Confused about the results of a function in dada2 pipeline sample inference step

0

Entering edit mode

19 days ago

Mohamed Samir ▴ 20

I have been running dada2 pipeline to a set of sample. I passed through all phases as follow: filtration, run error model, sample inference, merging, constructing ASV. My question is regarding the stage "Sample inference": My understanding is that this stage generate number of unique sequences out of the filtered ones, which I can get easily from the printed text of dadaFs and dadaRs: my code here was:

 # forward reads 
dadaFs <- dada(filtFs, err=errF, multithread=TRUE)
#reverese reads 
dadaRs <- dada(filtRs, err=errR, multithread=TRUE)

Example of output:

dada-class: object describing DADA2 denoising results
486 sequence variants were inferred from 63948 input unique sequences.
Key parameters: OMEGA_A = 1e-40, OMEGA_C = 1e-40, BAND_SIZE = 16

Which is for me means there is 63948 unique sequences from this sample that have 171532 (filtered reads) What makes my confusion is that when I apply the following function:

# track the the read count after all steps 
getN <- function(x) sum(getUniques(x))
track <- cbind(out, sapply(dadaFs, getN), sapply(dadaRs, getN), sapply(mergers_5, getN), rowSums(seqtab.nochim))
# If processing a single sample, remove the sapply calls: e.g. replace sapply(dadaFs, getN) with getN(dadaFs)
colnames(track) <- c("input", "filtered", "denoisedF", "denoisedR", "merged", "nonchim")
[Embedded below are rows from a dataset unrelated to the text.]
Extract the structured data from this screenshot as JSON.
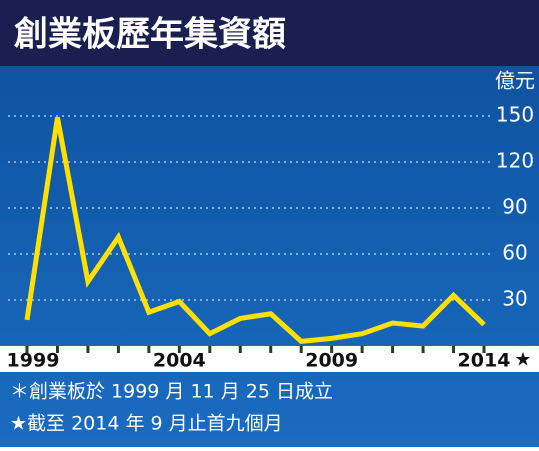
{
  "chart_data": {
    "type": "line",
    "title": "創業板歷年集資額",
    "y_unit": "億元",
    "categories": [
      "1999",
      null,
      null,
      null,
      null,
      "2004",
      null,
      null,
      null,
      null,
      "2009",
      null,
      null,
      null,
      null,
      "2014"
    ],
    "x_note": "★",
    "series": [
      {
        "color": "#ffe000",
        "values": [
          17,
          149,
          42,
          71,
          22,
          29,
          8,
          18,
          21,
          3,
          5,
          8,
          15,
          13,
          33,
          14
        ]
      }
    ],
    "ylim": [
      0,
      165
    ],
    "yticks": [
      30,
      60,
      90,
      120,
      150
    ],
    "grid": true,
    "notes": [
      "＊創業板於 1999 月 11 月 25 日成立",
      "★截至 2014 年 9 月止首九個月"
    ]
  }
}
I obtained this table: Table Could you help me understanidng the meansing of columns "denoised R or F" ? The numbers writen is not the unique sequences nor it is the filtered reads - the unique sequences ... what this refere to ? Also, in the "merged" column, I did see a different number from the number of the merged sequences which I got using this code:

mergers_5<- mergePairs(dadaFs, filtFs, dadaRs, filtRs, verbose=TRUE, minOverlap = 10, maxMismatch = 1)

Microbiome R dada2 • 106 views

ADD COMMENT • link 19 days ago by Mohamed Samir ▴ 20